Recent WIAM programs in 2015 included a “speed mentoring” CV-review workshop for assistant professors of all genders and an event that recognized women faculty members who had been promoted and awarded others for their professional achievements.

“Speed Mentoring” Workshop
The CV review, which was held in November, brought together 26 junior faculty and 16 senior faculty members. The workshop enabled each participating assistant professor to have a series of 10-minute CV reviews by three senior faculty members, including those from other academic departments. The senior faculty mentors were asked to point out strengths and weaknesses in the CVs, and to recommend changes that should be made to improve chances for promotion.

One of the participants was Wen-Hsiang Lee, M.D., Ph.D., assistant professor of clinical ophthalmology, who is also a member of the WIAM Advisory Board and Chair of WIAM’s Professional Development and Programming Committee.

“I have been here 10 years,” she said. “I am still an assistant professor, because after five years of clinical work, I received an NIH grant and did research for the next five years. That makes me a hybrid known as a ‘clinician-scientist,’ which does not put me on a conventionally focused track for promotion. This event helped me because I could get an impartial assessment from senior members of other departments.
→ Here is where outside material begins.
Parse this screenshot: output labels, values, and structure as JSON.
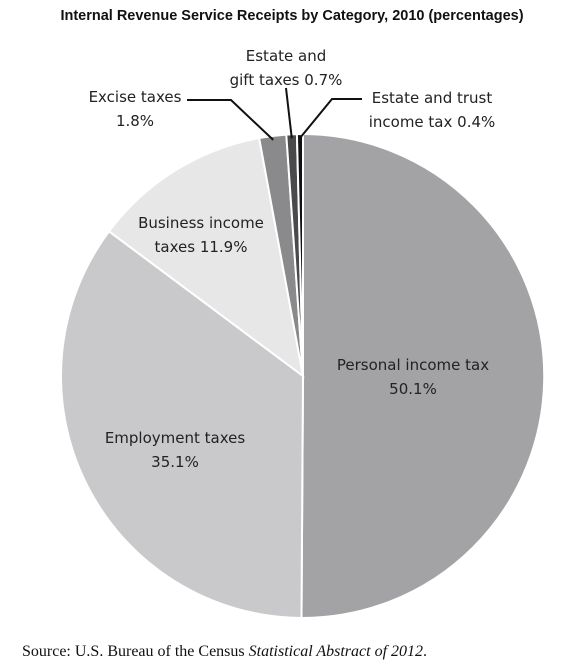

It was also helpful because now I know how I stand among my peers at the university level.”

Lee says she received a variety of helpful suggestions, and one mentor advised her to apply for a spot to attend the Early Career Women Faculty Professional Development Seminar sponsored by the Association of American Medical Colleges.

“It was a no-stress environment for receiving unbiased feedback, guidance and mentoring,” said Holly Neville, M.D., professor of surgery, who was one of the three senior faculty members who met with Lee. “The experience was also very valuable to me as a mentor, because it allows faculty across departments to network.”

“I thought this was a very useful event,” said another, Anna K. Junk, M.D., associate professor of clinical ophthalmology. “I wish I had this available earlier in my own career.”

“I enjoyed having the opportunity to interact with and mentor junior faculty,” said the third, Cynthia Levy, M.D., associate professor of medicine. “The level of interest with which the event was received was eye-opening. UM would definitely benefit from additional faculty development and mentoring programs.”

Levy wasn’t alone in her response to the event.

“The workshop was considered a huge success,” said Motola. “The junior faculty and mentors were extremely appreciative, and they suggested that these types of events be held more frequently.”

Promotions and Awards Event
Another activity, the WIAM Promotions and Awards Event, was held in December to recognize women faculty at the Miller School who had been promoted in 2015. The event was well attended by women faculty and Miller School leadership. In addition to honoring all the women faculty who had been promoted last year, the following awards were presented:

Excellence in Mentoring Award
• JoNell E. Potter, Ph.D., associate professor of obstetrics and gynecology, and Director of the Division of Research & Special Projects.
• Rose Van Zuillen, Ph.D., associate professor of medicine.

Excellence in Leadership Award
• Ingrid Vasiliu-Feltes, M.D., M.B.A., assistant professor of clinical psychiatry, and Chief Patient Safety and Quality Officer.

Trailblazer Award
• Ellen F. Barrett, Ph.D., professor of physiology and biophysics.

Career Achievement Award
• Anne E. Burdick, M.D., M.P.H., professor of dermatology, Leprosy Program Director, and Associate Dean for TeleHealth and Clinical Outreach.